原告は,原告が旧三京房版の出版権を有するとも主張するため,本件出版物の質問票が,旧三京房版の質問票を複製したものであるか否かについても検討する。本件出版物の質問票の質問は,その内容において,旧三京房版の質問票の質問と重なるものもあるが(甲3,乙6,10),これらもいずれもMMPIを翻訳したものであるから,このことをもって直ちに本件出版物の質問票が旧三京房版の質問票に依拠してこれを再製したものとはいえない。前記⑵で認定したとおり,Bらは,旧三京房版における質問の翻訳に疑問を持ち,独自にMMPIの英文の翻訳等を行ってBら新訳を完成させたものと認められること,上記各質問票の質問の日本語の表現は同じ英文に対応するものとしてはいずれも相当に違うこと(甲3,乙6,10)などから,本件出版物の質問票の質問が旧三京房版の質問票の質問を複製したものであると認めることはできず,その他,本件出版物が旧三京房版を複製したことを認めるに足りる証拠はない。したがって,本件出版物が旧三京房版を複製したものであるとは認められない

検討

 本件は,被告の出版物が原告の出版物を複製したものであるかの判断において,被告の出版物が原告の出版物を依拠したか否かが争点となった事案である。

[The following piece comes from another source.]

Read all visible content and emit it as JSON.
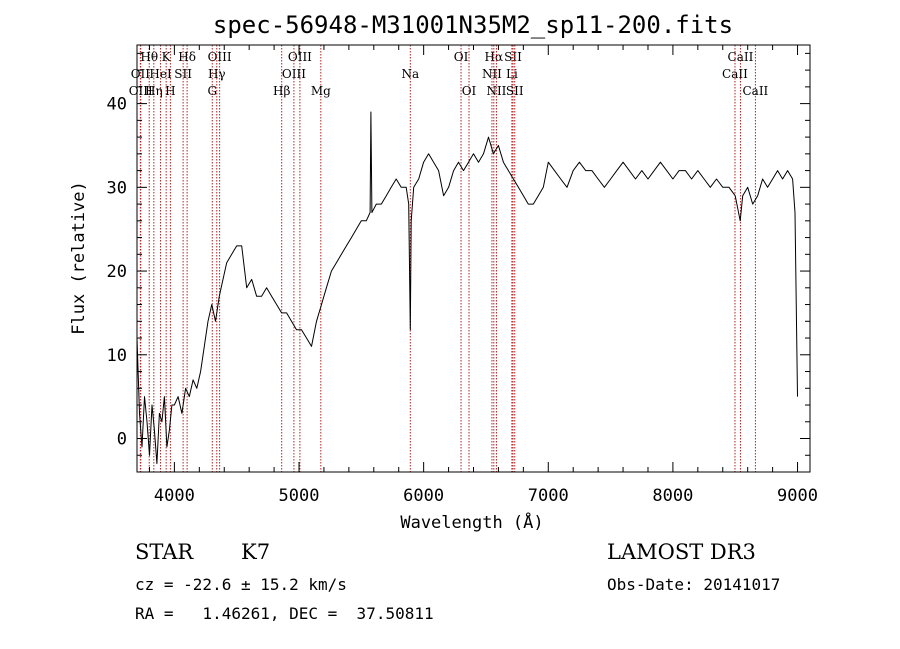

 前提として,「著作物の複製とは,既存の著作物に依拠し,その内容及び形式を覚知させるに足りるものを再生することをいうと解すべき」(最高裁昭和53年9月7日【ワン・レイニー・ナイト・イン・トーキョー事件】)とされており,複製が認められるためには,既存の著作物への依拠が要件となる。
 ここで,依拠については,①被告が原告著作物の表現内容を知っていたか,②原告著作物と被告作品の同一性の程度,③被告の創作過程等の判断要素(間接事実)により判断される。つまり,①被告が原告著作物の表現内容を知っていれば,依拠が肯定される方向に働く。また,②原告著作物と被告作品の同一性が高い程,依拠が肯定される方向に働き,他方で,その同一性が低い程,依拠が否定される方向に働く。そして,③被告の創作過程については,例えば,原告著作物の完成と被告作品の完成の時系列等から,被告が原告著作物に接する機会がなければ,依拠が否定される方向に働く。
 本件においても,これらの判断要素により,依拠について判断している。まず,判旨の上記「⑶」においては,本件出版物(被告出版物)が新日本版(原告出版物①)に依拠したか否かを判断している。ここでは,上記判断要素の③被告の創作過程(時系列)を検討し,被告出版物の質問票は昭和63年に完成していたから,その後(平成5年)に出版された原告出版物①の質問票を物理的時間的に依拠できるわけがない旨を判断して,被告出版物が原告出版物①を依拠したということを認めなかった。
 また,判旨の上記「⑷」においては,本件出版物(被告出版物)が旧三京房版(原告出版物②)に依拠したか否かを判断している。ここでは,上記判断要素の②原告著作物と被告作品の同一性の程度,③被告の創作過程を検討している。まず,②原告著作物と被告作品の同一性の程度については,原告出版物の質問表と被告出版物の質問票が相当程度異なっていると判断している(「上記各質問票の質問の日本語の表現は同じ英文に対応するものとしてはいずれも相当に違う」)。次に,③被告の創作過程については,原告出版物②の質問票の翻訳に疑問を持ち,独自に翻訳を完成させたと判断している(「Bらは,旧三京房版における質問の翻訳に疑問を持ち,独自にMMPIの英文の翻訳等を行ってBら新訳を完成させた」)。そして,これらの判断要素より,両出版物の質問票は相当に異なっていることや被告の創作過程(創作の動機)を勘案して,被告出版物が原告出版物②を複製していない旨を判旨した。
 このように,依拠性が争点になった場合には,①被告が原告著作物の表現内容を知っていたか,②原告著作物と被告作品の同一性の程度,③被告の創作過程等を検討することが得策である。